ジョセフHCから高い評価を得ている23歳の木津悠輔ジョセフHCから高い評価を得ている23歳の木津悠輔 今回の宮崎合宿には、SH(スクラムハーフ)日和佐篤、CTB(センター)立川理道、WTB(ウィング)山田章仁といった「2015年W杯組」が落選した。そんななか、今年になって急にコーチ陣の評価を上げて宮崎合宿に呼ばれた、代表キャップ0の「シンデレラガール」ならぬ「シンデレラボーイ」がいる。それが、FW最年少23歳のPR(プロップ)木津悠輔だ。

 個人的には、サンウルブズでプレーし続けていたベテランPR浅原拓真が選ばれると思っていた。ところが、日本代表を率いるジェイミー・ジョセフHC(ヘッドコーチ)は、日本代表候補で編成された特別編成チーム「ウルフパック」で活躍した木津を選んだ。

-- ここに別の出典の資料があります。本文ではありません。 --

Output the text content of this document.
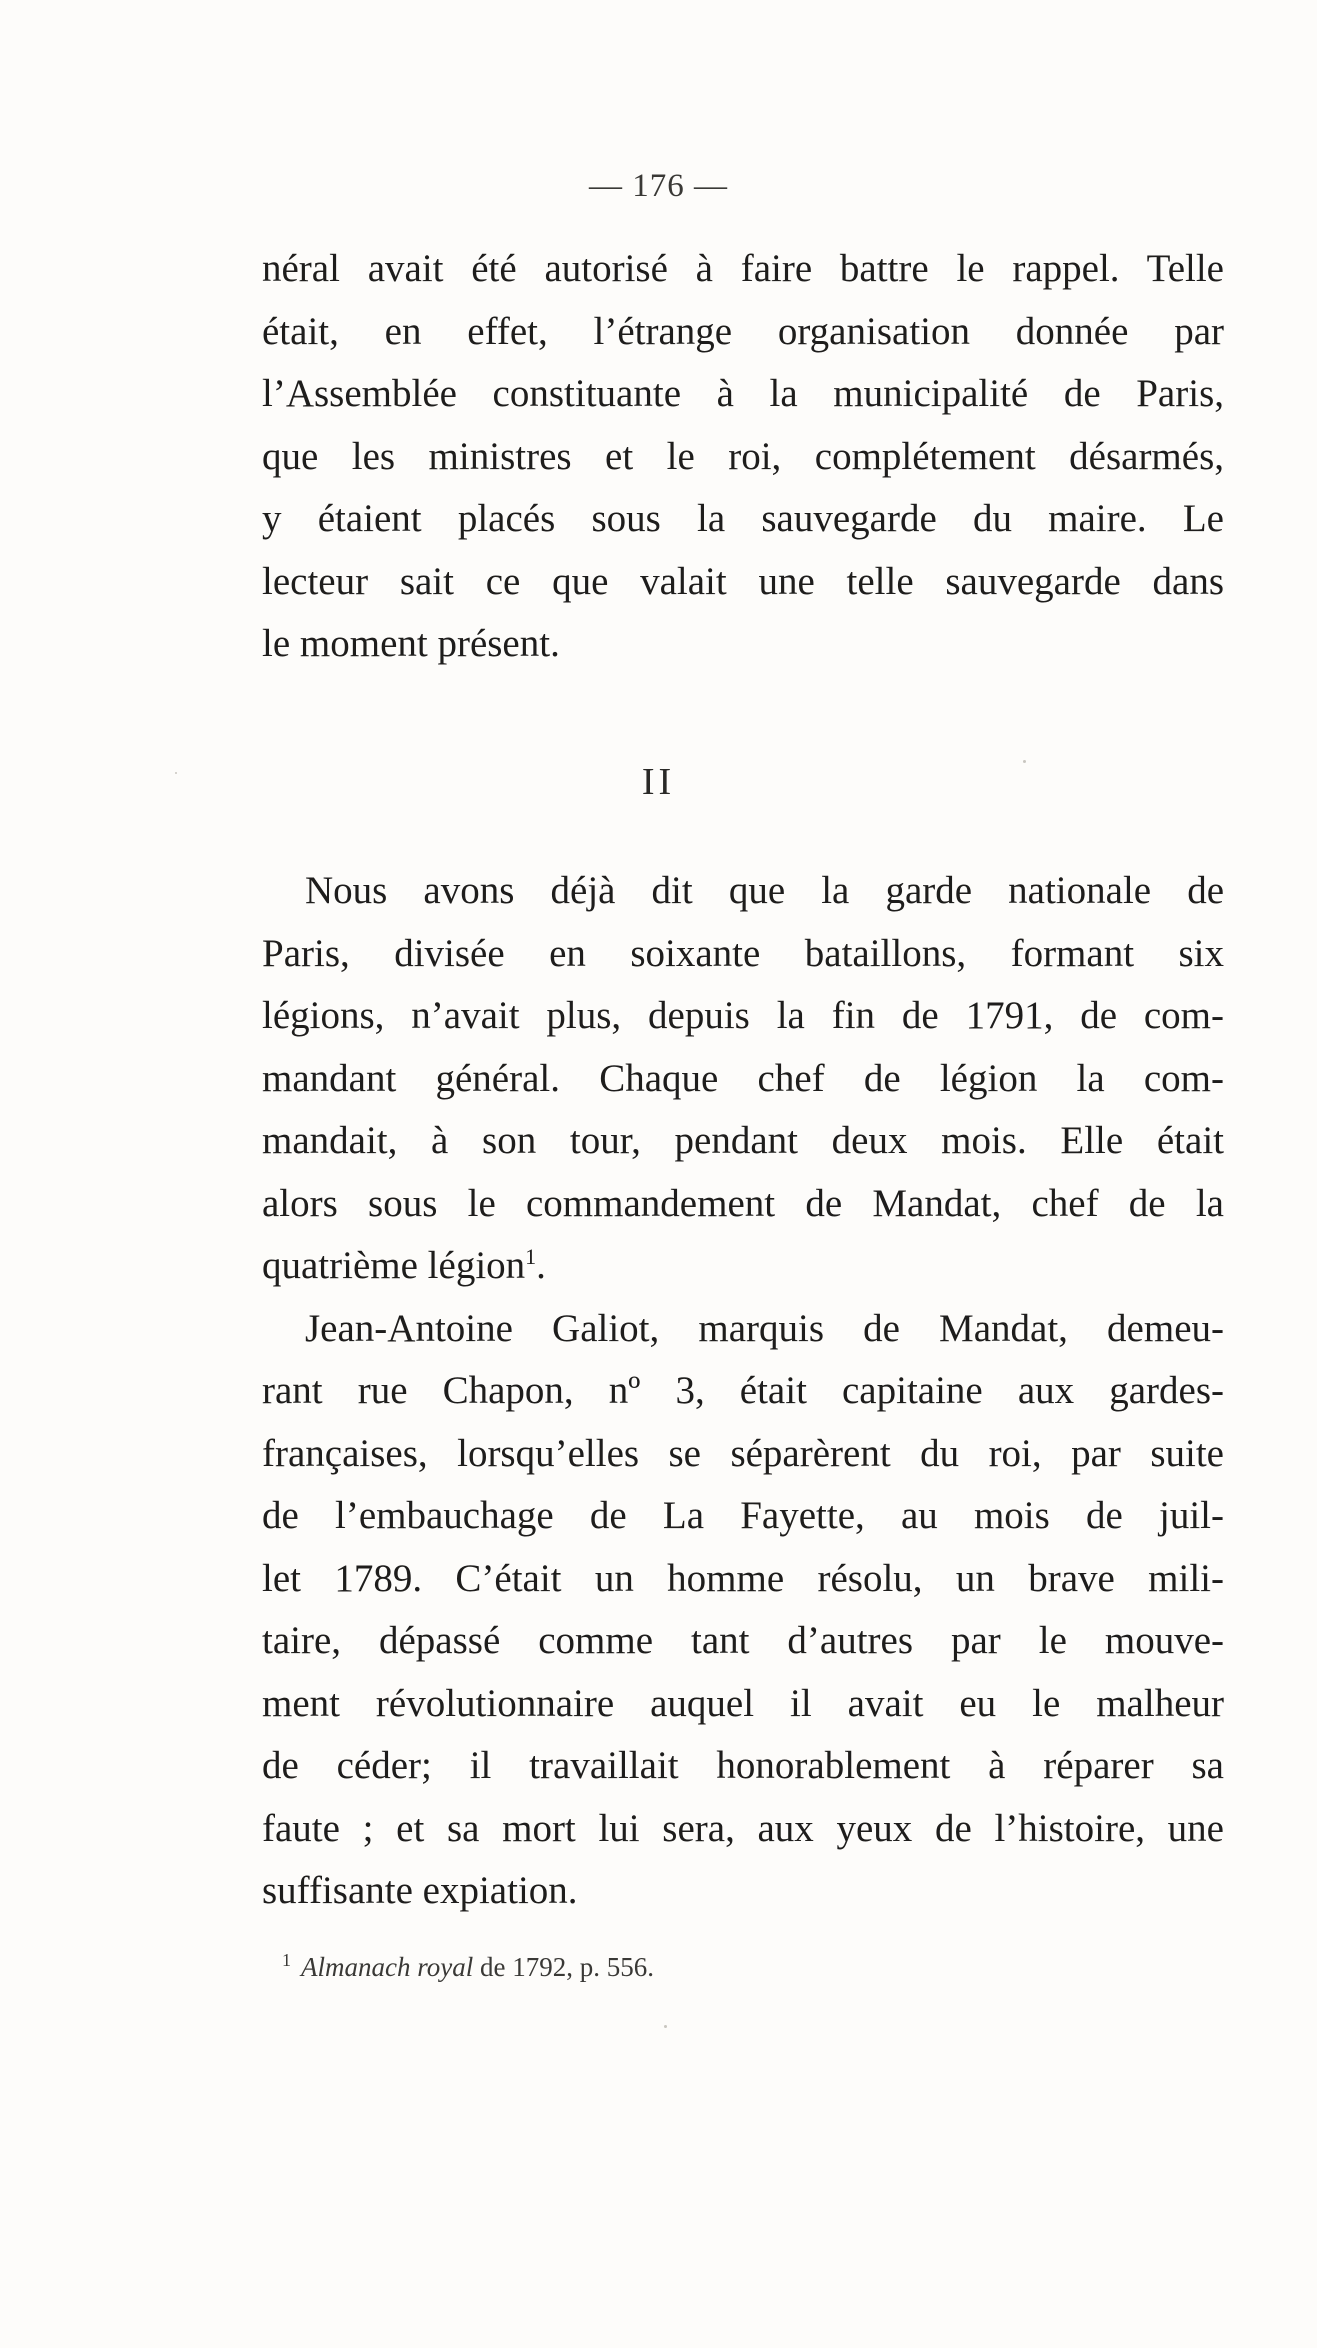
— 176 —
néral avait été autorisé à faire battre le rappel. Telle
était, en effet, l’étrange organisation donnée par
l’Assemblée constituante à la municipalité de Paris,
que les ministres et le roi, complétement désarmés,
y étaient placés sous la sauvegarde du maire. Le
lecteur sait ce que valait une telle sauvegarde dans
le moment présent.
II
Nous avons déjà dit que la garde nationale de
Paris, divisée en soixante bataillons, formant six
légions, n’avait plus, depuis la fin de 1791, de com-
mandant général. Chaque chef de légion la com-
mandait, à son tour, pendant deux mois. Elle était
alors sous le commandement de Mandat, chef de la
quatrième légion$^1$.
Jean-Antoine Galiot, marquis de Mandat, demeu-
rant rue Chapon, nº 3, était capitaine aux gardes-
françaises, lorsqu’elles se séparèrent du roi, par suite
de l’embauchage de La Fayette, au mois de juil-
let 1789. C’était un homme résolu, un brave mili-
taire, dépassé comme tant d’autres par le mouve-
ment révolutionnaire auquel il avait eu le malheur
de céder; il travaillait honorablement à réparer sa
faute ; et sa mort lui sera, aux yeux de l’histoire, une
suffisante expiation.
$^1$ Almanach royal de 1792, p. 556.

「木津には感心している。若手だが(ウルフパックで)戦えるところを自ら立証した。とても激しい選手で、機動力もある。求めるスキルを持ち合わせているので、将来も有望だ。彼がW杯のメンバーに入るかわからないが、非常に期待している」(ジョセフHC)

 ジョセフHCから賞賛の言葉をもらった木津は、語気を強めて思いを語った。

「日本でW杯が開催されるのは、選手人生において一生に一度。日本代表候補としてチャンスをいただいているので、アピールして日本代表に入りたい」

 身長178cm・体重113kgを誇る木津のポジションは、背番号3番の「右PR」だ。スクラムを組んだ時には両肩に相手の体重がかかるので、「タイトヘッドプロップ」とも呼ばれている。日本はワールドカップでロシア、アイルランド、スコットランドといったセットプレーの強い欧州勢と戦うため、スクラムの安定は欠かせない。3番のポジションは、まさにスクラムの根幹を支える要だ。